Und siehst du, Jocki, genau hier sitzt der Bernhardiner in der Paprika. Das ist alles ganz anders, als die meisten Leute meinen. Deswegen hat ja mein Vater unser Haus so bunt streichen lassen. Das Rot bedeutet ... Aber nein, warte. Das machen wir anders. Ich zeige es dir gerade so, wie mein Vater es mir beigebracht hat. Einverstanden?" "Natürlich." "Dazu brauchen wir aber viel Zeit. Heute ist es schon zu spät. Am besten gehst du jetzt heim. Komm, wir fragen meine Mutter, ob du nächste Woche wieder kommen darfst."

"Aber Kinder," sagt Frau Weiß, "das braucht ihr doch nicht extra zu fragen. Natürlich gehören Friedrichs Freunde genau so zu uns wie meine Bekannten. Frage ich euch vielleicht, wenn ich jemanden einladen will? Schäm dich, Friedrich, daß du das vergessen hast." "Hab ich gar nicht. Ich wollte nur, daß Jocki es von dir selber hört."

Zum letzen Mal an diesem Tag muß Jocki staunen. Auch so kann also eine Familie funktionieren, denkt er ein bißchen neidisch. Nicht bloß wie bei uns, wo man wegen jedem Dreck fragen muß und es dann nicht einmal immer erlaubt kriegt.
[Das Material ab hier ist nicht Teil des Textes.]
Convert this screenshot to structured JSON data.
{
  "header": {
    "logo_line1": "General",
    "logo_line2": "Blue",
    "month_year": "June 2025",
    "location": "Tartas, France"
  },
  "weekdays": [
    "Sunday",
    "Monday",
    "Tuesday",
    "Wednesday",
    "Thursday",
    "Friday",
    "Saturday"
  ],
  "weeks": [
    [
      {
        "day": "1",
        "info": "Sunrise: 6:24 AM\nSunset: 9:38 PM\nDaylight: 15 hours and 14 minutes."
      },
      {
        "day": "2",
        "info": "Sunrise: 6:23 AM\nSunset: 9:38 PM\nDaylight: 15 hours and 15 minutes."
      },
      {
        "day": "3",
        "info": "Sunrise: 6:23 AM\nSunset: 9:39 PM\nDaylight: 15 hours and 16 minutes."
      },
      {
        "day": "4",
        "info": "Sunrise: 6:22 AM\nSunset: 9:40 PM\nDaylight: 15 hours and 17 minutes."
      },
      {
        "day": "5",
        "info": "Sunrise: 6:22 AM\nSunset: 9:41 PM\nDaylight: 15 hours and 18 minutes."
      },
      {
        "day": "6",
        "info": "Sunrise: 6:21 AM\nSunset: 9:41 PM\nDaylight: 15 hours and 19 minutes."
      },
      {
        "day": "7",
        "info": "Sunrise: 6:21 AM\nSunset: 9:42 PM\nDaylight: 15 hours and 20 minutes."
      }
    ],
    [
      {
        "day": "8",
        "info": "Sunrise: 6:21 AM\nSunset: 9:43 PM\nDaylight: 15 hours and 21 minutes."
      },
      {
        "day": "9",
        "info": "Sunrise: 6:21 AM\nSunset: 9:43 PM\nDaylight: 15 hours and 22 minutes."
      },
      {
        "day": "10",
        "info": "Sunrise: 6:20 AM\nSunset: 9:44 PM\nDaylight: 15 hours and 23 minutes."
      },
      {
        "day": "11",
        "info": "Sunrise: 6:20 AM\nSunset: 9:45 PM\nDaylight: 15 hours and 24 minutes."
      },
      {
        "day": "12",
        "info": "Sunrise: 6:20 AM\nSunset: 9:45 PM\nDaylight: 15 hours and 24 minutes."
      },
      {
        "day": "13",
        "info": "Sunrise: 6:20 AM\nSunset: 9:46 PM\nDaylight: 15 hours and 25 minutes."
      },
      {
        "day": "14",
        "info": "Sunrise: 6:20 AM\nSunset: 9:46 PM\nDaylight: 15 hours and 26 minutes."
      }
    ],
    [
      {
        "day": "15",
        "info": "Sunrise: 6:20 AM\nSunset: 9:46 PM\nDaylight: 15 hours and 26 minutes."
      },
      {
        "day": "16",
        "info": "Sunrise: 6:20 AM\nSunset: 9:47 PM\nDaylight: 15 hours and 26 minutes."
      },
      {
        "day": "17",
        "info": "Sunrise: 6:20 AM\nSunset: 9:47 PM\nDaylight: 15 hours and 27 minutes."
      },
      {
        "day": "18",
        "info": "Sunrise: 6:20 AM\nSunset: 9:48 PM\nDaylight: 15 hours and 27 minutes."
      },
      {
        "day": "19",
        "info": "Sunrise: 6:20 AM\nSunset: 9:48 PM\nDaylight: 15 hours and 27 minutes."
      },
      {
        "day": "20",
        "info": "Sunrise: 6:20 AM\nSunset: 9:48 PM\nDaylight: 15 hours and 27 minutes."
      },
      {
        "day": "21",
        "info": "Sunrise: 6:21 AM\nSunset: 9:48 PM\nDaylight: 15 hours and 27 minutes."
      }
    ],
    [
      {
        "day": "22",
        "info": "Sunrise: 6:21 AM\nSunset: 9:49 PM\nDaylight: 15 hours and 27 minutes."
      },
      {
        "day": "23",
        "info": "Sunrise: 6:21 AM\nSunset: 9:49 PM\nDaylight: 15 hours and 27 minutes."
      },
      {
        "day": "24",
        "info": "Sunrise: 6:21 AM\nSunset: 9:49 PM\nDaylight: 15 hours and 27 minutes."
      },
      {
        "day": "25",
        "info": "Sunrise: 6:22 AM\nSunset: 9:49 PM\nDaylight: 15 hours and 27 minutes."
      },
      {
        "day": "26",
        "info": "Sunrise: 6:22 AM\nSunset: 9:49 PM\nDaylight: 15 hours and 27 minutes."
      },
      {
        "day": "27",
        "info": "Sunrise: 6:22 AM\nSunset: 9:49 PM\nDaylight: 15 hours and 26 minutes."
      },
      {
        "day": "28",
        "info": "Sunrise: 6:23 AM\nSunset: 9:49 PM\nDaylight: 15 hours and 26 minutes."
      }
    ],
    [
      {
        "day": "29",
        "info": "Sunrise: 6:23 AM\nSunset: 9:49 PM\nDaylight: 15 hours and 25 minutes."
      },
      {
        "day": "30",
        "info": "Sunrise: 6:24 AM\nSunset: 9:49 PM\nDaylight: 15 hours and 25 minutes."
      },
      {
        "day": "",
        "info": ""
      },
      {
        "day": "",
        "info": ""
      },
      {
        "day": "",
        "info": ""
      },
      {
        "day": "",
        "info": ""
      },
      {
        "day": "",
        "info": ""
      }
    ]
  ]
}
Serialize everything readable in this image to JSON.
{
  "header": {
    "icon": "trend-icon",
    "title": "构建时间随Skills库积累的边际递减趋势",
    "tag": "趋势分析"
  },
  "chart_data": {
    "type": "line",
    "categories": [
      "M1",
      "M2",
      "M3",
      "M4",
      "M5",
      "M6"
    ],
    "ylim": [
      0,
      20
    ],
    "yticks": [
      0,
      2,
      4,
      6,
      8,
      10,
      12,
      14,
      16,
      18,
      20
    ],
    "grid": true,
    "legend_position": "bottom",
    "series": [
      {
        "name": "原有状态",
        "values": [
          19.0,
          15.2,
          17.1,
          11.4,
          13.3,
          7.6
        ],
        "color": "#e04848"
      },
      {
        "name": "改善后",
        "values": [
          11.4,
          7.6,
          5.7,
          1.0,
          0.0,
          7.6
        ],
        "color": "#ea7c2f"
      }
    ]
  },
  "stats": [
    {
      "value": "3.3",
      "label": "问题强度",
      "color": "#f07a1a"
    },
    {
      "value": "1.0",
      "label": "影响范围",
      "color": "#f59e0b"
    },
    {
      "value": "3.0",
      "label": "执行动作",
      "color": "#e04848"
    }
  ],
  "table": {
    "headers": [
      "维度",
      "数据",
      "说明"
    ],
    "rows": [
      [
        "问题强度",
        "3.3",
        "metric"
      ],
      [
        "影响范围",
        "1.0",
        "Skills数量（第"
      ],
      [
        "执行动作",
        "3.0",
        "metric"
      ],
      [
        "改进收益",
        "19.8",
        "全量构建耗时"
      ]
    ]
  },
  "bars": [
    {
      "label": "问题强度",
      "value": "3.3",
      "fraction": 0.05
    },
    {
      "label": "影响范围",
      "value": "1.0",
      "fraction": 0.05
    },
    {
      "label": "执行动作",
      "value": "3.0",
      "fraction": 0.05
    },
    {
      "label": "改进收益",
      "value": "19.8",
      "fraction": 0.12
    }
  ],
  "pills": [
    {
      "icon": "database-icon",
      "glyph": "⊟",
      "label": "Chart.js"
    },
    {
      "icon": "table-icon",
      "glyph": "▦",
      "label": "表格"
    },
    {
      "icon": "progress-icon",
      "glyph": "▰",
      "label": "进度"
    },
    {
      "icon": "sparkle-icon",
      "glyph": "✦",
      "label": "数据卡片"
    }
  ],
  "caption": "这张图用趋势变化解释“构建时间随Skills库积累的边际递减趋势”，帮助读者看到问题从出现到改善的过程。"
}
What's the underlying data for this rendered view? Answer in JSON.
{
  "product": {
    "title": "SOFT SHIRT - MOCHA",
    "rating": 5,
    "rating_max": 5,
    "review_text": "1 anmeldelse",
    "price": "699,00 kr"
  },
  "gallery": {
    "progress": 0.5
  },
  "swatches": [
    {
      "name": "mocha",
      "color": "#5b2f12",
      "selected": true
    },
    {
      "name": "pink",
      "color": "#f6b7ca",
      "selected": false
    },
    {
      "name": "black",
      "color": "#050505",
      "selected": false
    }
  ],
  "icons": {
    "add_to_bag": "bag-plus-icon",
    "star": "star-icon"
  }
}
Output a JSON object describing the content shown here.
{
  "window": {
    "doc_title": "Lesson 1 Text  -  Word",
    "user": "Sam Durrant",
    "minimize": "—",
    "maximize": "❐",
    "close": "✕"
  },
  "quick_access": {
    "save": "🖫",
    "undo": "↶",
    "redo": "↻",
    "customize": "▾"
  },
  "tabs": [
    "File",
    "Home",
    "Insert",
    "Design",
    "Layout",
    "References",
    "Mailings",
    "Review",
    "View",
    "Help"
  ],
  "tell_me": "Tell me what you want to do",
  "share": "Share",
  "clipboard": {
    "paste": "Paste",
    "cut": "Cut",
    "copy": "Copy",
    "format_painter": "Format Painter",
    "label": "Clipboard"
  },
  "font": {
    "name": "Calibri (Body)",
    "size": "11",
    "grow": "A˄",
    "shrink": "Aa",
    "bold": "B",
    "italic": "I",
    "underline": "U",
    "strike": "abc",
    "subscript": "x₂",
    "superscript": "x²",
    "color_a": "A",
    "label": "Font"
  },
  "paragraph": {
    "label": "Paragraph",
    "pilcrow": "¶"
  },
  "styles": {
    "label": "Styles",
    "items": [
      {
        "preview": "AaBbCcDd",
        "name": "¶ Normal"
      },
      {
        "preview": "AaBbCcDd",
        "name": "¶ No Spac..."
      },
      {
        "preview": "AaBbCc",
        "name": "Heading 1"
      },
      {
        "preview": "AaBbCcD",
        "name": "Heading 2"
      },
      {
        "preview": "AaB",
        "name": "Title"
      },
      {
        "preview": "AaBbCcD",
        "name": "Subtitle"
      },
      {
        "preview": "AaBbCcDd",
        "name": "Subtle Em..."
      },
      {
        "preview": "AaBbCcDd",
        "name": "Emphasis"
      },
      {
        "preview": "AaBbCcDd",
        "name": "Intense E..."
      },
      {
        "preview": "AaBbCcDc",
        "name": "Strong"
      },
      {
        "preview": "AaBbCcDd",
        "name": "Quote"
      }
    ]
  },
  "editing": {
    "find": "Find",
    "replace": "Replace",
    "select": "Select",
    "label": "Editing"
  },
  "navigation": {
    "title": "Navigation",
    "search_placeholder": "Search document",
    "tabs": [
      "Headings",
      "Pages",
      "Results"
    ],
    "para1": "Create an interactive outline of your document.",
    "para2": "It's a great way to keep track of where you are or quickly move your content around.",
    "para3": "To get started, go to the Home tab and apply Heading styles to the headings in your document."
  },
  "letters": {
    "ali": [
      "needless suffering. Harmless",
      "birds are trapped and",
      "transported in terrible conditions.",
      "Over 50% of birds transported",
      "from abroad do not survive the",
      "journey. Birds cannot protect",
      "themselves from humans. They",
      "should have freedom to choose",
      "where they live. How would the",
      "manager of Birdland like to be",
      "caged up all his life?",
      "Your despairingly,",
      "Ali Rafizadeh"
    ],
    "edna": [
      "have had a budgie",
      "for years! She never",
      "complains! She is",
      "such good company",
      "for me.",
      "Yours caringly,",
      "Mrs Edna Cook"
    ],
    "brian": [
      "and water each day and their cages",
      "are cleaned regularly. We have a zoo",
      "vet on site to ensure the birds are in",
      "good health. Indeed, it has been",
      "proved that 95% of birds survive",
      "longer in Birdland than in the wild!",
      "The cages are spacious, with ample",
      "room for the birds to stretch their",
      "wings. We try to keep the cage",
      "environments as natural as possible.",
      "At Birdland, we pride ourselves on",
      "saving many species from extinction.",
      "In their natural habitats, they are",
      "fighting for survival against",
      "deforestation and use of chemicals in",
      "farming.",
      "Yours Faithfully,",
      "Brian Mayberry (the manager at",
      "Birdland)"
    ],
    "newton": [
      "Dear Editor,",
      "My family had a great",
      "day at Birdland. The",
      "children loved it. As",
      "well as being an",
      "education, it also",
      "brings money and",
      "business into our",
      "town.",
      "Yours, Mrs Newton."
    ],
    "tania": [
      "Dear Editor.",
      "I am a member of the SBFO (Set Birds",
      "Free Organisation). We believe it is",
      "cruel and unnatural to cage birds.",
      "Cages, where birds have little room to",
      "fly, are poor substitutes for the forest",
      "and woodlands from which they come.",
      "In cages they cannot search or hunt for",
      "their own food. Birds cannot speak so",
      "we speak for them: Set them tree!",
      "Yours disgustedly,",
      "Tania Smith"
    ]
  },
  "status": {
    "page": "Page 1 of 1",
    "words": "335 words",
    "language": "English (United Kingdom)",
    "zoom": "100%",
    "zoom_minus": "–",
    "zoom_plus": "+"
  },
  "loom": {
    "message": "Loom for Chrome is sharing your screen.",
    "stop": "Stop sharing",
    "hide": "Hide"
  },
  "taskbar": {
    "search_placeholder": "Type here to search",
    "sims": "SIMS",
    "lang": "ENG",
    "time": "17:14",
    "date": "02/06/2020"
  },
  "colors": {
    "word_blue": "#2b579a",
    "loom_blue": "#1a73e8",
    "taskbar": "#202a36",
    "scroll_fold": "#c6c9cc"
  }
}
Friedrich bringt ihn zur Tür, die von innen ohne Zahlen aufgeht. Langsam und nachdenklich geht Jocki heim. Das sind schon andere Eltern als die meinen, geht es ihm durch den Sinn. Sie geben ihren Kindern Freiheit, haben Vertrauen zu ihnen. Friedrich darf sogar mit diesem tollen Innenseher spielen; der ist doch sicher irrsinnig kostbar. Und ich darf daheim noch nicht einmal eine von Muttis Platten allein auflegen. Und überhaupt das Haus, alle diese Farben. Etwas verrückt sieht es ja aus, aber trotzdem hübscher als unsere langweilige Wohnung, wo die Wände alle bloß dunkelweiß sind. Ja, die richtigen Eltern müßte man halt haben. Dann aber sieht er plötzlich seine Mutter vor sich wie sie die Wäsche aufhängt, und dann den Vater auf dem Fahrersitz seiner Trambahn, wie er Dutzende von müden Leuten nach der Arbeit heimbefördert. Und Jocki schämt sich furchtbar. Pfui, erschrickt er, bin ich wirklich so ein kalter Ich-Mensch? Nein! Und trotzig stampft er mit dem Fuß aufs Pflaster, so daß eine junge Dame, an der er gerade vorbeigeht, erstaunt ihr pfundweise geschminktes Hohlköpfchen zu ihm herüberdreht. Nein! Und etwas wie eine heiße Welle sprudelt ihm durch das Herz: mein Vater ist kein Erfinder, sondern bloß ein Trambahner. Und meine Mutter ist keine großzügige Dame, sondern bloß eine einfache Frau; wo hätte sie es lernen sollen, wie eine vornehme Mutter die Gäste ihrer Kinder behandelt? Und trotzdem sind es meine Eltern, und ich bin stolz auf sie. Jawohl.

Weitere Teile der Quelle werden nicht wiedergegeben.